Of Bad Science and Solid Science

When Spruance Del Curtin had agreed to work on Dr. Doorne’s project, he’d been under the impression that he’d be getting to do something interesting and extraordinary. He’d been at it for three days now, and so far all he was doing was checking the validity of datasets. Talk about tedious.

He looked up at the ceiling and rolled his eyes, wishing he could Instagram it. But Dr. Doorne had been quite clear about the matter — one whisper about this project, and he was out. No questions asked, no excuses accepted, just a quick boot to the behind.

And speaking of Dr. Doorne, she would have to pick that moment to walk into her office. “Good morning, Mr. Del Curtin.” Although she kept her tone conversational, Sprue could tell she was not pleased.

Still, he’d best show no sign of annoyance, nothing that could appear “defensive.” A polite greeting, a pleasant question about how things were going for her.

But she was not going to be deflected by the outward gestures of politeness. “You seem rather unenthusiastic today. I had been under the impression that you were excited about this project.”

“Well, I was.” Sprue studied her, trying not to narrow his eyes too much in the process and look disreputable. “But I thought it was going to be something a lot more interesting than going through reams and reams of data. I mean, I know data sanitization is important, but does it have to be so boring?”

Dr. Doorne pulled out the second chair and sat down. “A lot of things that are worth doing are boring. For instance, Tycho Brahe spent years accumulating celestial observations that were as accurate as he could make them with the instruments available to him.
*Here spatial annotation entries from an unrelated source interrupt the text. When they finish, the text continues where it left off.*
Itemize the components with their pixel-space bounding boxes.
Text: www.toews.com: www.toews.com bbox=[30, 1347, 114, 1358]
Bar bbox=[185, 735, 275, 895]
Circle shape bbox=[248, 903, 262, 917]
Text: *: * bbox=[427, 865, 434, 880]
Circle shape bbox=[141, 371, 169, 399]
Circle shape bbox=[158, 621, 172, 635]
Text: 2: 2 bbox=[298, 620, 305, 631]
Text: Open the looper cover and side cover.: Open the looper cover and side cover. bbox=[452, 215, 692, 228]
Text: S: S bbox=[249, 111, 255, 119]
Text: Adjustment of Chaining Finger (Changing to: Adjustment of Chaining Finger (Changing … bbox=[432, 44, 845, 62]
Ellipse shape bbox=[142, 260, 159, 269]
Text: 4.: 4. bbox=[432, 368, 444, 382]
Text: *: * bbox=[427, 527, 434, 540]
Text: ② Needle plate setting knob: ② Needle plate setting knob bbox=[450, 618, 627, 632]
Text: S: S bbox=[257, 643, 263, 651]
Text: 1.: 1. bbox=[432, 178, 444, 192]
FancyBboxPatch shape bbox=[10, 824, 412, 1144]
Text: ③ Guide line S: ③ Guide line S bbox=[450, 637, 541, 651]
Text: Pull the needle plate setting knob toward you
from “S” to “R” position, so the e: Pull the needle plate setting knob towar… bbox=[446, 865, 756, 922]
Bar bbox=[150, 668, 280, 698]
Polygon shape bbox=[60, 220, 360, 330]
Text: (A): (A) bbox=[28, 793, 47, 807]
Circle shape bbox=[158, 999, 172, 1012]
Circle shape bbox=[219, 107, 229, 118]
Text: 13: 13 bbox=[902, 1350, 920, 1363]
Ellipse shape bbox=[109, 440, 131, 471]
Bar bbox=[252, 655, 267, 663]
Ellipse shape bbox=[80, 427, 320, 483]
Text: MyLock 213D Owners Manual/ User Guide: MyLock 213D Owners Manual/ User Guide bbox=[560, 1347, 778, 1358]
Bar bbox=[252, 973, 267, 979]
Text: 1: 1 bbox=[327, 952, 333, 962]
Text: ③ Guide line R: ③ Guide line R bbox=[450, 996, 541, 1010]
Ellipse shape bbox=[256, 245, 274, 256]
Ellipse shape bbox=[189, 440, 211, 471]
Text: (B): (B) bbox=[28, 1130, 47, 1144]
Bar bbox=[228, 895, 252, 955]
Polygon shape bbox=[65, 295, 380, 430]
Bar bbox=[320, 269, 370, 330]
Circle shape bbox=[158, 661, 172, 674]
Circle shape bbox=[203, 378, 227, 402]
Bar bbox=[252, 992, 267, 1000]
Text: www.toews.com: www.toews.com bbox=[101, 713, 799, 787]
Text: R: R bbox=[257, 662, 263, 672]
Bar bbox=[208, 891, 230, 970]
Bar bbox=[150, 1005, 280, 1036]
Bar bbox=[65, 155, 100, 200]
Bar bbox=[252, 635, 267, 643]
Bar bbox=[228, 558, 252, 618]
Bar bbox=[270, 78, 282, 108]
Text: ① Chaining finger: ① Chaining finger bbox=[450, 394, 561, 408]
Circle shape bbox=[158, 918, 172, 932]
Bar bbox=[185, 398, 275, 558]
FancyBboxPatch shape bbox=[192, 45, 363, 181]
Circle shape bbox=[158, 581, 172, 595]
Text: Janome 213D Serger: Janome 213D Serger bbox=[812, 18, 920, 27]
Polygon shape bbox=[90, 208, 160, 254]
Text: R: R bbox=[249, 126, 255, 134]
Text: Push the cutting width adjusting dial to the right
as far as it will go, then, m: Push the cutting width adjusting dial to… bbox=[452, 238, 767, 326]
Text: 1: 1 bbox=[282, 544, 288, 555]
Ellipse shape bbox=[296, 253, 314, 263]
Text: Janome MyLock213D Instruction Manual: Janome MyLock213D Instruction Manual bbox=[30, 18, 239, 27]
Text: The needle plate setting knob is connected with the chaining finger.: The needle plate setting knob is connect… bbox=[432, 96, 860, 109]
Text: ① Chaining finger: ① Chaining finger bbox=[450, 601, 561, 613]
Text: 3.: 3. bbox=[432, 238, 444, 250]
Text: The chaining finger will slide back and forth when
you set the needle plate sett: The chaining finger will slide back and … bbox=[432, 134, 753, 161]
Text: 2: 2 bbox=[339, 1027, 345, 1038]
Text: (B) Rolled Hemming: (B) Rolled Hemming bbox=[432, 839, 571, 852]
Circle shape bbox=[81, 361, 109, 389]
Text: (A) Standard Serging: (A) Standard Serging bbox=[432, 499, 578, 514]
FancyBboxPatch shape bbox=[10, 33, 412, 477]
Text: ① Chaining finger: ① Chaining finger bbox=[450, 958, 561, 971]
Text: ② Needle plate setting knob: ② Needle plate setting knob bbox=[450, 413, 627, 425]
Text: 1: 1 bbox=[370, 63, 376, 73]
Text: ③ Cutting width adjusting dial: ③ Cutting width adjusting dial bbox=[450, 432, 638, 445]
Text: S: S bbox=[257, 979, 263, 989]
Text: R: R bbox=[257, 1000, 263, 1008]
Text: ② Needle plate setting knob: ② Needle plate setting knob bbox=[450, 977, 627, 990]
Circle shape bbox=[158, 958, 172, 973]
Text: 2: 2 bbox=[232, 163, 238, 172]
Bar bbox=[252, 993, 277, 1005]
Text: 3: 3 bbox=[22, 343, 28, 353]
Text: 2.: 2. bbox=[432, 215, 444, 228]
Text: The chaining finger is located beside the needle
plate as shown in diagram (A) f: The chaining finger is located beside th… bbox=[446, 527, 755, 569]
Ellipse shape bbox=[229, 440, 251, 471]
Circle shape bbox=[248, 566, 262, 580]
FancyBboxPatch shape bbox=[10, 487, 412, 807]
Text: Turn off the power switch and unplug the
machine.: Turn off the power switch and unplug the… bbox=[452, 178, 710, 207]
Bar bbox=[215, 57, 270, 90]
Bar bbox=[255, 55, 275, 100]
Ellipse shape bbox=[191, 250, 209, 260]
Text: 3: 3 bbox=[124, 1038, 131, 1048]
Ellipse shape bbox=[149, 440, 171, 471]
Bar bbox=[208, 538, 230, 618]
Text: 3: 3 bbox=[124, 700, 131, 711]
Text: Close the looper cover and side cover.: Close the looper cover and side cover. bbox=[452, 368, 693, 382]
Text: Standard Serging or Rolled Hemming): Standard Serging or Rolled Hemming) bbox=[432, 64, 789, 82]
I would imagine that meant a lot of boring nights in a chilly observatory. And when Johannes Kepler used Tycho’s data to work out the elliptical nature of orbits, I can assure you that meant hours upon hours of tedious hand calculations, every one of which needed to be done perfectly, which would mean doing them multiple times and making sure they matched.”

Sprue understood that concept — modern statistical packages made heavy use of such processes as regressions to minimize error when it couldn’t be eliminated. It was also why you kept backups, and worked only on copies of your data, not the original.

“OK, got that. But why are you having me go through all this data,” he gestured at the columns of figures on the monitor in front of him, “with no idea of what any of it is about? That’s what’s making it super-tedious.”

Was that a smile curling Dr. Doorne’s lips ever so slightly. “Remember what we talked about in our first class about bias and lying with statistics?”

Sprue had not forgotten that day. Dr. Doorne had given them what seemed like a dozen examples of statistics done badly, with dire warnings about the fate that would befall any professional scientist who committed those statistical sins.

“Then you understand why we need to be careful that we don’t end up cherry-picking what fits our hypothesis, or otherwise seeing what we expect to find.”

Sprue considered the concept. “So it’s kind of like double-blind tests in medicine?”

Yes, that was a definite smile. “Exactly. We want the data verified and sanitized by someone who understands the general principles of the process, but not enough about the purpose of this specific dataset to bias the process.”

Which meant this was something super-important. Now all he could do was get the job done as best he could and hope he’d be let in on what was going on as things progressed.